Preheat oven to 350. Spray a large glass casserole dish (I used an 11 x 13).

Heat a frying pan on medium heat; add the ground beef and the onion. Cook until it is brown. Once done add the garlic, thyme, and paprika and cook about 2 minutes more. Then add both cans of tomatoes. Simmer until it is hot.

While it is cooking, cut the cabbage into coarse pieces roughly 1 inch.

Remove the tomatoes mixture from frying pan and set aside. In the same frying pan add the cabbage and cook until it starts to wilt. It will finish cooking in the oven.

Layer half the cabbage in the casserole dish, top with half the meat/tomato mixture, then repeat. Cover with tin foil and bake for 40 minutes until the mixture starts to bubble.

Remove foil and top with cheese. Bake uncovered for an additional 20 minutes or until the cheese is melted. Serve hot, and keep in mind leftovers can be frozen.

Chicken Enchilada Crockpot Soup

I love how easy this recipe is to make (Thanks Deb!). Most of the prep work was opening a few cans. The rest was easy to quickly chop and assemble.
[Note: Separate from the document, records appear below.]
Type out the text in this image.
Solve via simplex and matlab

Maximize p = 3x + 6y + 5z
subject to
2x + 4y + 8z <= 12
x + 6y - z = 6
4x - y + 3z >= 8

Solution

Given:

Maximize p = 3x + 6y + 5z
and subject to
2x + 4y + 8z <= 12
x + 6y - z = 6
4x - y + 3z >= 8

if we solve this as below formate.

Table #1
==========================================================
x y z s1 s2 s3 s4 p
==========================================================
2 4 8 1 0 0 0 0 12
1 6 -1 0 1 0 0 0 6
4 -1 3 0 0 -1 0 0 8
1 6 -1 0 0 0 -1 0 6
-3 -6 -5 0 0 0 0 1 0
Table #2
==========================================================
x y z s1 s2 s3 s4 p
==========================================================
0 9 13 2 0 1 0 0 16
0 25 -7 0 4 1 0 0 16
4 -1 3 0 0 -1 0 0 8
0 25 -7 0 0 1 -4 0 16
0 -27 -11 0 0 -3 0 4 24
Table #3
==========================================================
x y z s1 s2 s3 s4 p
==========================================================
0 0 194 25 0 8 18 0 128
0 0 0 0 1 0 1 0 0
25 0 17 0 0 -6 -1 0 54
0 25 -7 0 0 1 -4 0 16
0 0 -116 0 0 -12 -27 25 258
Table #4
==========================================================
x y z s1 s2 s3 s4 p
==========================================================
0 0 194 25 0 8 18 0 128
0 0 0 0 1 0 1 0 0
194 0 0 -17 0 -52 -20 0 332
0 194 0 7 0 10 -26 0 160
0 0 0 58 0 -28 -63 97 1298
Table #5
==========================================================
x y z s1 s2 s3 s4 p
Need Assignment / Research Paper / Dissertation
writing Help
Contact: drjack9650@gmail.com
The variations of the toppings make this soup something for everyone in your family.

Ingredients:

  • 1 onion, chopped
  • 3 cloves garlic, minced
  • 4 cups chicken broth
  • 1 8 ounce can of tomato sauce
  • 1 – 2 teaspoons of Chipotle chili in adobo sauce (you can add more if you like the heat)
  • ¼ cup cilantro, chopped
  • 1 15 ounce can of black beans, drained and rinsed
  • 1 14.5 ounce can of petite diced tomatoes
  • 1 cup frozen corn
  • 1 teaspoon cumin
  • ½ teaspoon oregano
  • 3 skinless chicken breast

Pick your favorite for garnish:

scallions, chopped cilantro, cheddar cheese, jalepenos, avocado slices, black bean dip, or salsa

To make the soup:

Sauté onion in a pan over medium heat until translucent and browned. Add the ingredients, except the garnish, to a crock pot in the order listed after with the onion. Cover and cook on low for 6 hours. Using two forks, shred the chicken. Adjust the seasonings. Serve in bowls and top with your favorite garnish. Serves 6.